Emerging Focus Areas

The FY2022 report identified climate change and PFAS as “evolving environmental and public health issues” that the Agency is committed to address. EPA’s actions in FY2022, according to OECA, set the foundation for tackling these crises. In addressing climate change, EPA touted two accomplishments: (1) the development of its Climate Change Adaptation Implementation Plan and (2) the establishment of a new enforcement program for hydrofluorocarbon (“HFC”) emissions—in accordance with the requirements set forth in the American Innovation and Manufacturing Act of 2020 (“AIM Act”).

With regard to PFAS, EPA’s enforcement and compliance programs for FY2022 focused on implementing its 2021 to 2024 Per- and Poly-fluoroalkyl substances (PFAS) Strategic Roadmap (which we reviewed in October 2021).
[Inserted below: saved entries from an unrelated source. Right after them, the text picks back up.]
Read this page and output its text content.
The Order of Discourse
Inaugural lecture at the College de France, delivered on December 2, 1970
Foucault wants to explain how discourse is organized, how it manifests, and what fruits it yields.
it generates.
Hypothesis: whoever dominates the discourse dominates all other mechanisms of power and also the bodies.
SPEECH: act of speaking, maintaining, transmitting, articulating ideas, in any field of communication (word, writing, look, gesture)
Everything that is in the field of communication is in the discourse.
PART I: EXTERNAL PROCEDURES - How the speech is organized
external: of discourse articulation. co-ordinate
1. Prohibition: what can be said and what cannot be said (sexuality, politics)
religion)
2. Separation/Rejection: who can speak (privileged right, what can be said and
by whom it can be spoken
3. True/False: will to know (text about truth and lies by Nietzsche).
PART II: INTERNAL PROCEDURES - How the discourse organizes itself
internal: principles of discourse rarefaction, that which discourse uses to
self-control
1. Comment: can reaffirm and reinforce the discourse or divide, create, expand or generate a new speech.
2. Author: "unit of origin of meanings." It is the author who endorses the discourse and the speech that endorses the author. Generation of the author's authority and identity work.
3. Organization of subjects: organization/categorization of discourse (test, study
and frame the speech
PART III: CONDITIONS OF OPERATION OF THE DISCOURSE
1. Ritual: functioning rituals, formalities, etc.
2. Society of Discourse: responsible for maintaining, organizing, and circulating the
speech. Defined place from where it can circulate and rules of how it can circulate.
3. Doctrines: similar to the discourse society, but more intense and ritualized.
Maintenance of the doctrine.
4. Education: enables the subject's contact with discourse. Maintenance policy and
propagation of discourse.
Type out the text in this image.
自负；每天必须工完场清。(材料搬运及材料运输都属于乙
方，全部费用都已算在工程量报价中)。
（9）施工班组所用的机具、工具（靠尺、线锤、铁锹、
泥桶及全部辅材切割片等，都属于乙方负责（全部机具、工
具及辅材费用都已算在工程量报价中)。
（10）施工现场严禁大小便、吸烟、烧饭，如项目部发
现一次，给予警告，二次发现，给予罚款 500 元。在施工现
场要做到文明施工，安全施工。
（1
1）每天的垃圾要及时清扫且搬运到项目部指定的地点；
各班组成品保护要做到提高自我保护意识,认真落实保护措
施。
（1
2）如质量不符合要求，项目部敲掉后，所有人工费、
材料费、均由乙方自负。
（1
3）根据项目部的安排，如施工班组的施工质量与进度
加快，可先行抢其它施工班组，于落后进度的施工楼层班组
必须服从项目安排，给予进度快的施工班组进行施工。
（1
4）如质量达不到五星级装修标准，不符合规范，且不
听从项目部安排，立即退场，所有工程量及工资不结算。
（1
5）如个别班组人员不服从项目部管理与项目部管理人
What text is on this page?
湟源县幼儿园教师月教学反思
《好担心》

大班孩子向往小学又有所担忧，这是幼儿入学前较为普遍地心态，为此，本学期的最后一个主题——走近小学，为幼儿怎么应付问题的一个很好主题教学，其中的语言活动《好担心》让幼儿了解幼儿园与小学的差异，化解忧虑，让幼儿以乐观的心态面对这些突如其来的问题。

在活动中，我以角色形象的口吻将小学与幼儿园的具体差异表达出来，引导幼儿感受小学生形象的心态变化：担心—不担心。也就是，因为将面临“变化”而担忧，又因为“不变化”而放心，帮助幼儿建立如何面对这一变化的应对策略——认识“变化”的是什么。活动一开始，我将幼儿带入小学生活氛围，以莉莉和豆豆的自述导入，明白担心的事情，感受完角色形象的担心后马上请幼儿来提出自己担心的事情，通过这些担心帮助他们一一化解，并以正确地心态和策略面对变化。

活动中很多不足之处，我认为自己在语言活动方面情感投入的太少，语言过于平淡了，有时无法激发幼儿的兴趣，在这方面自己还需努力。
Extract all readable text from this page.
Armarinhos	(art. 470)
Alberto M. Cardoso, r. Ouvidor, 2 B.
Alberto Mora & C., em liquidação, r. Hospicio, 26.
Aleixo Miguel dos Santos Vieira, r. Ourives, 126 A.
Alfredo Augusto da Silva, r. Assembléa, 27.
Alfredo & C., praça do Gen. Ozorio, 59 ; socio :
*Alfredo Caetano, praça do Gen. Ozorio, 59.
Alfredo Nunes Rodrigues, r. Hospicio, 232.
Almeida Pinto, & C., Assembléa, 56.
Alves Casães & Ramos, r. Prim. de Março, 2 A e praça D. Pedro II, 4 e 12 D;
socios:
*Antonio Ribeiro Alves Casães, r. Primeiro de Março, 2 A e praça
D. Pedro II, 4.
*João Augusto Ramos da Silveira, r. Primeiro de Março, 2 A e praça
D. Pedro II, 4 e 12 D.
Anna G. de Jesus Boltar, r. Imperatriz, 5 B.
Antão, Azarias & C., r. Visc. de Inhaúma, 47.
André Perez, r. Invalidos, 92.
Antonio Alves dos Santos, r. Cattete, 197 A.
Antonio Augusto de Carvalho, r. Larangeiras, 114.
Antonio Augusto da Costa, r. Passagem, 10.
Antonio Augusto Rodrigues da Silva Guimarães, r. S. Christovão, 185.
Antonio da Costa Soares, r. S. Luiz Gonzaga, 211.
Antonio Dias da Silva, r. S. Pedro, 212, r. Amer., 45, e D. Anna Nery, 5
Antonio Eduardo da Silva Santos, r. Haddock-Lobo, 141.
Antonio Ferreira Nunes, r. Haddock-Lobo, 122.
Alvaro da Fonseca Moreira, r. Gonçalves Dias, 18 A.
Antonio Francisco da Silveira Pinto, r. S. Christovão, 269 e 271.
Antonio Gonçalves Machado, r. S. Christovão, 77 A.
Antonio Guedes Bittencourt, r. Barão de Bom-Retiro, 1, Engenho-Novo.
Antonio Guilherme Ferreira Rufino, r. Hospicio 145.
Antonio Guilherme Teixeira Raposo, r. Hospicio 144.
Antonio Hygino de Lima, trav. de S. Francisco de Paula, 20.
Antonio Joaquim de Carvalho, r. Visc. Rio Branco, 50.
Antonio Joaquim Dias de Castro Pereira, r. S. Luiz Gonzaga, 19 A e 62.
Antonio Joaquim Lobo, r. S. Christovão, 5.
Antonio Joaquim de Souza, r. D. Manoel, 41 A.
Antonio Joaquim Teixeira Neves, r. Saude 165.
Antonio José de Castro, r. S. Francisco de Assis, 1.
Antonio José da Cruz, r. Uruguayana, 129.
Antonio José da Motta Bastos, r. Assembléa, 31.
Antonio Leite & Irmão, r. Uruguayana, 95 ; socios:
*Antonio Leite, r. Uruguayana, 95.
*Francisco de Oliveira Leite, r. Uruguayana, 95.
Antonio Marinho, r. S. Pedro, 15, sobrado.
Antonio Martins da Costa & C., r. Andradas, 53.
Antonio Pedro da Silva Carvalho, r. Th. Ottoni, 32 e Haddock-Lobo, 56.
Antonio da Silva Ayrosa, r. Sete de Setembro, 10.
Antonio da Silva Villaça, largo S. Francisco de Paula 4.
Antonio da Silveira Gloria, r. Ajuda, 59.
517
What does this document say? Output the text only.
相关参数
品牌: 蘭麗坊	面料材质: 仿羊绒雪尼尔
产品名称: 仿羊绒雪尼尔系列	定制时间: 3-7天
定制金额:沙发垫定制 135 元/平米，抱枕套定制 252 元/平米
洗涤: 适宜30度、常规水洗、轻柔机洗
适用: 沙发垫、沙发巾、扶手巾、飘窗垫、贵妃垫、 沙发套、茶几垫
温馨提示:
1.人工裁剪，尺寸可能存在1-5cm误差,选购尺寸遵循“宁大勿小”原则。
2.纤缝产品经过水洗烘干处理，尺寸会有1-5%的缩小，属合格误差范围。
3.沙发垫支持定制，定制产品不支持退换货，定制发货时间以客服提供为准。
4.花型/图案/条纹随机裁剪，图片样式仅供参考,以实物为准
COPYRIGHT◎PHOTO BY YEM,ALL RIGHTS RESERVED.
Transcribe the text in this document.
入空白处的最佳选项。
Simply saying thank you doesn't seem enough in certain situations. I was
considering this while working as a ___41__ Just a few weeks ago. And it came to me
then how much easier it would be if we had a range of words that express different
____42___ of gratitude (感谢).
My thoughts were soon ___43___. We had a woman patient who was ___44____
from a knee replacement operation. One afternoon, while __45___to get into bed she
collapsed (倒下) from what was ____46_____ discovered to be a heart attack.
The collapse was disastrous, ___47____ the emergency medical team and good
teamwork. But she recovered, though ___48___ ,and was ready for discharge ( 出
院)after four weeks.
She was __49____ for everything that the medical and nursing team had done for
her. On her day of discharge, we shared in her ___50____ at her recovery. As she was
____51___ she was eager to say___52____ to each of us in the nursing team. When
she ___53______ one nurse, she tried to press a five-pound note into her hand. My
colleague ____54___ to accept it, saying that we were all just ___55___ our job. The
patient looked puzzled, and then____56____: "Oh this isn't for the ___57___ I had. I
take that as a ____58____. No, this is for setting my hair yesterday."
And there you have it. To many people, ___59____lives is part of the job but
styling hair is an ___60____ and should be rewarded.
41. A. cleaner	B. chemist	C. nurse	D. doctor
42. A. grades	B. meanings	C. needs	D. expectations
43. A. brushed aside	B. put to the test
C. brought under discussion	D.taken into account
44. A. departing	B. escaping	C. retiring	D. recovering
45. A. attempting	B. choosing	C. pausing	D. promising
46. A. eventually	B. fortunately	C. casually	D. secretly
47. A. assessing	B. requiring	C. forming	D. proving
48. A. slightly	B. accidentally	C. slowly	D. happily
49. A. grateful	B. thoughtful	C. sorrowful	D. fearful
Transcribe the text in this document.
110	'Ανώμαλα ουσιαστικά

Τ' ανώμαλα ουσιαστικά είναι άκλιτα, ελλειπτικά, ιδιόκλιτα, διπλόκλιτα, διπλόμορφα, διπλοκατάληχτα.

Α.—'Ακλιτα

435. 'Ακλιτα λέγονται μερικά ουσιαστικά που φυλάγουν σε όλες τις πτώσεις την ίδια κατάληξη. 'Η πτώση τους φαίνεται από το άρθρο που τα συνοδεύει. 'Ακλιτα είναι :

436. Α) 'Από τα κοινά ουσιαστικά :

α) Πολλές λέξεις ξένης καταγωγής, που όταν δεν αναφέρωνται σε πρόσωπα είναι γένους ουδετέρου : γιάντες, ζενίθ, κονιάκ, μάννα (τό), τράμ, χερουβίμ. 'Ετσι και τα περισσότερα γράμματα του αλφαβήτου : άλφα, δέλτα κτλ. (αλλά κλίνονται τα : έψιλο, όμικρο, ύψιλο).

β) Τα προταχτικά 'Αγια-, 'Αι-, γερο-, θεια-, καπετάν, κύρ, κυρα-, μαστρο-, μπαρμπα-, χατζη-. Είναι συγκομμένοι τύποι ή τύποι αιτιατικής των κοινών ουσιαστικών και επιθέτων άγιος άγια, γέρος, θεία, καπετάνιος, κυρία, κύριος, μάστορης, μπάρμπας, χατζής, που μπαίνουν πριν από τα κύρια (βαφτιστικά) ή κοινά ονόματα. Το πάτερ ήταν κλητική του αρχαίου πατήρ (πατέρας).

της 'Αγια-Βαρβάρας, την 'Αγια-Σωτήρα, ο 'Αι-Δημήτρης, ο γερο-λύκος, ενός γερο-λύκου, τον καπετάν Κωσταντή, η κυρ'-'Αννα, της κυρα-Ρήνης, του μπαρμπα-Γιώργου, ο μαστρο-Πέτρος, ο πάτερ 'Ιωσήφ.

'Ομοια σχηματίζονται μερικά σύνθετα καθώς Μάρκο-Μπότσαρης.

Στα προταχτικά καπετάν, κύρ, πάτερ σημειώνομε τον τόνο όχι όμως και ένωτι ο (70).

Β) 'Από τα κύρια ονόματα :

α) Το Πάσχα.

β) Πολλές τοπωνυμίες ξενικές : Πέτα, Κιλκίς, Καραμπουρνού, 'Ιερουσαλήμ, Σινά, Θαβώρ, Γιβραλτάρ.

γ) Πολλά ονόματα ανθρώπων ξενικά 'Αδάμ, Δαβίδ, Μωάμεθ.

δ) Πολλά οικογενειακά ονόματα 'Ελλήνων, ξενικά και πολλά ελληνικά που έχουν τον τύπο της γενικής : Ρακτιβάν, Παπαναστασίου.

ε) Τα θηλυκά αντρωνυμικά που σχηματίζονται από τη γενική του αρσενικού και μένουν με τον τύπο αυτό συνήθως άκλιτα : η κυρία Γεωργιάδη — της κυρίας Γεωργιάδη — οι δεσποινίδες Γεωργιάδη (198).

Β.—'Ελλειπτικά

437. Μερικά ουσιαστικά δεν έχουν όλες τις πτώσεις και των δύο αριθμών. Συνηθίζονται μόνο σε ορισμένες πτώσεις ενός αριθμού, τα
As noted in the FY2022 report, EPA took action to better understand PFAS and addressed PFAS contamination in unprecedented ways. In accordance with EPA Administrator Regan’s directive: “EPA staff . . . use[d] every enforcement tool at [the Agency’s] disposal to require manufacturers of PFAS to address potential endangerment to the public.” While some have praised EPA’s efforts, others have contested EPA’s recently exercised authority to “hold polluters accountable.” Nonetheless, this area of enforcement will undoubtedly continue to make headlines as the Agency learns more about PFAS chemicals and works towards its enforcement and compliance goals set forth in its Strategic Roadmap.

Takeaways

EPA’s enforcement and compliance actions in FY2022 reflect the Agency’s Environmental Justice and Climate Change goals established by President Biden’s EO 14008 and advanced by EPA Administrator Regan’s internal directive. With FY2021 acting as the Agency’s foundational year, FY2022 served as EPA’s implementation year—effectuating its Strategy Plans, Roadmaps and other policies. Undoubtedly, environmental justice considerations will continue to motivate EPA’s enforcement approach. In particular, EPA’s focus will likely remain on those entities and individuals posing the most significant risks to overburdened communities. Whether those risks come in the form of harmful chemical releases or emissions that facilitate climate change impacts, EPA’s FY2022 results make clear that the Agency is looking to enforce the biggest violations to achieve results with the biggest impact.